Despite the pre-Brexit panic that brought a property market outside of the EU into question, locally our departure has resulted in no change, with the trend of static prices and stock shortages remaining the same. But the Mallard team see great things for the months ahead, as Jason explains, “Summer is always a quiet period for the property market, and September will see an improvement. It’s all too easy to blame Brexit for any conditions experienced at present but that attitude will change over a period of time. If utilised correctly the reduced interest rates should encourage savers to invest in property and realise better value on their savings.”
In the press the reduction of interest rates is having very much the opposite effect and has already been perceived as an attack on savers and in particular the grey market. At present there is no evidence of an impending recession, as whilst there is a widely reported slowdown, trends are also pointing towards improvement as people come to terms with life outside of the EU.
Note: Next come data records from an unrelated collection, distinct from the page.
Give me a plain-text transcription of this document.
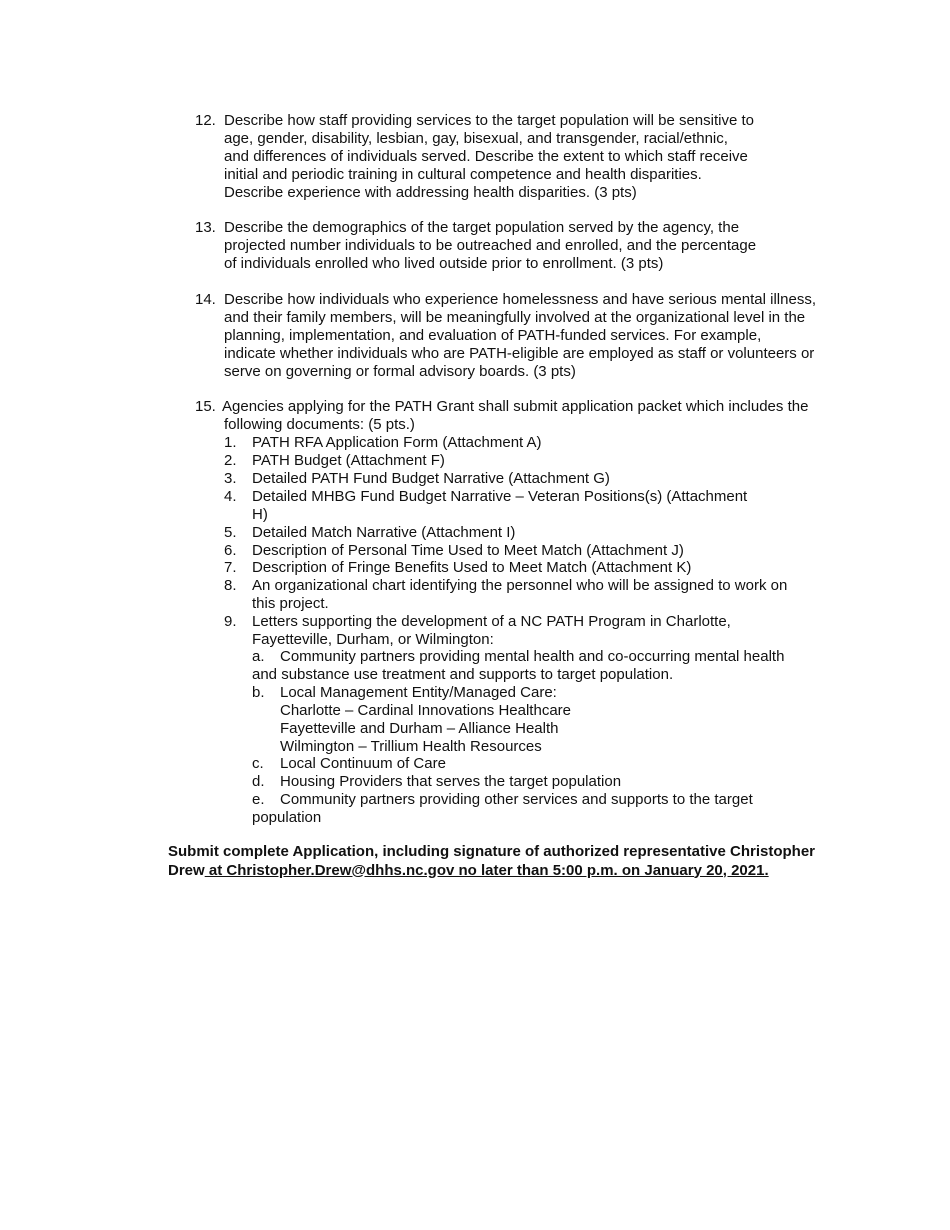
12. Describe how staff providing services to the target population will be sensitive to
age, gender, disability, lesbian, gay, bisexual, and transgender, racial/ethnic,
and differences of individuals served. Describe the extent to which staff receive
initial and periodic training in cultural competence and health disparities.
Describe experience with addressing health disparities. (3 pts)
13. Describe the demographics of the target population served by the agency, the
projected number individuals to be outreached and enrolled, and the percentage
of individuals enrolled who lived outside prior to enrollment. (3 pts)
14. Describe how individuals who experience homelessness and have serious mental illness,
and their family members, will be meaningfully involved at the organizational level in the
planning, implementation, and evaluation of PATH-funded services. For example,
indicate whether individuals who are PATH-eligible are employed as staff or volunteers or
serve on governing or formal advisory boards. (3 pts)
15. Agencies applying for the PATH Grant shall submit application packet which includes the
following documents: (5 pts.)
1. PATH RFA Application Form (Attachment A)
2. PATH Budget (Attachment F)
3. Detailed PATH Fund Budget Narrative (Attachment G)
4. Detailed MHBG Fund Budget Narrative – Veteran Positions(s) (Attachment
H)
5. Detailed Match Narrative (Attachment I)
6. Description of Personal Time Used to Meet Match (Attachment J)
7. Description of Fringe Benefits Used to Meet Match (Attachment K)
8. An organizational chart identifying the personnel who will be assigned to work on
this project.
9. Letters supporting the development of a NC PATH Program in Charlotte,
Fayetteville, Durham, or Wilmington:
a. Community partners providing mental health and co-occurring mental health
and substance use treatment and supports to target population.
b. Local Management Entity/Managed Care:
Charlotte – Cardinal Innovations Healthcare
Fayetteville and Durham – Alliance Health
Wilmington – Trillium Health Resources
c. Local Continuum of Care
d. Housing Providers that serves the target population
e. Community partners providing other services and supports to the target
population
Submit complete Application, including signature of authorized representative Christopher
Drew at Christopher.Drew@dhhs.nc.gov no later than 5:00 p.m. on January 20, 2021.
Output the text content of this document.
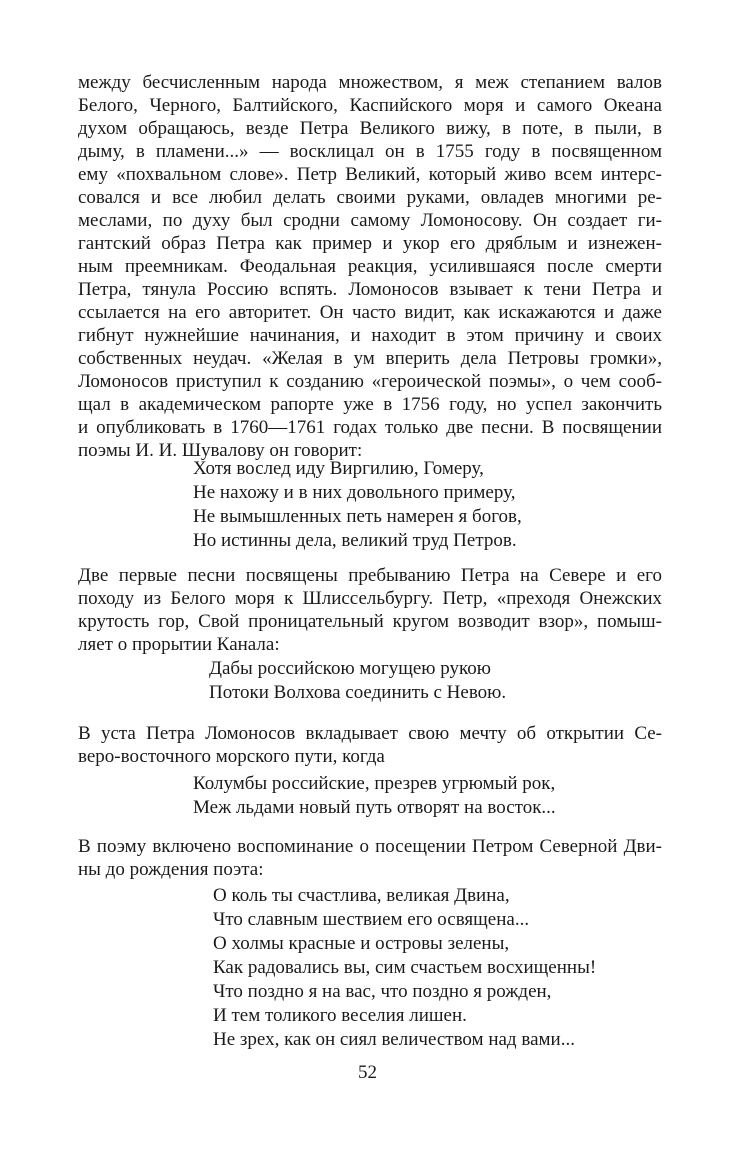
между бесчисленным народа множеством, я меж степанием валов

Белого, Черного, Балтийского, Каспийского моря и самого Океана

духом обращаюсь, везде Петра Великого вижу, в поте, в пыли, в

дыму, в пламени...» — восклицал он в 1755 году в посвященном

ему «похвальном слове». Петр Великий, который живо всем интерс-

совался и все любил делать своими руками, овладев многими ре-

меслами, по духу был сродни самому Ломоносову. Он создает ги-

гантский образ Петра как пример и укор его дряблым и изнежен-

ным преемникам. Феодальная реакция, усилившаяся после смерти

Петра, тянула Россию вспять. Ломоносов взывает к тени Петра и

ссылается на его авторитет. Он часто видит, как искажаются и даже

гибнут нужнейшие начинания, и находит в этом причину и своих

собственных неудач. «Желая в ум вперить дела Петровы громки»,

Ломоносов приступил к созданию «героической поэмы», о чем сооб-

щал в академическом рапорте уже в 1756 году, но успел закончить

и опубликовать в 1760—1761 годах только две песни. В посвящении

поэмы И. И. Шувалову он говорит:

Хотя вослед иду Виргилию, Гомеру,

Не нахожу и в них довольного примеру,

Не вымышленных петь намерен я богов,

Но истинны дела, великий труд Петров.

Две первые песни посвящены пребыванию Петра на Севере и его

походу из Белого моря к Шлиссельбургу. Петр, «преходя Онежских

крутость гор, Свой проницательный кругом возводит взор», помыш-

ляет о прорытии Канала:

Дабы российскою могущею рукою

Потоки Волхова соединить с Невою.

В уста Петра Ломоносов вкладывает свою мечту об открытии Се-

веро-восточного морского пути, когда

Колумбы российские, презрев угрюмый рок,

Меж льдами новый путь отворят на восток...

В поэму включено воспоминание о посещении Петром Северной Дви-

ны до рождения поэта:

О коль ты счастлива, великая Двина,

Что славным шествием его освящена...

О холмы красные и островы зелены,

Как радовались вы, сим счастьем восхищенны!

Что поздно я на вас, что поздно я рожден,

И тем толикого веселия лишен.

Не зрех, как он сиял величеством над вами...

52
“Theresa May seems to be leading from the front and as she stabilises the government people’s perception of the UK’s management of Brexit and the way ahead is becoming clearer. In regards to opposition, the presence of a strong rival party still remains a problem that needs resolving as soon as possible. Another key factor is the current value of the UK Pound, which is ironically good for manufacturing and exports. Early indications suggest that worldwide economies including the USA, Canada, India, Germany and the Commonwealth have indicated Free Trade opportunities with the UK. In short, the business world needs not to panic, just settle down and get on with it – we’re still open for business, and so are you,” concluded Jason.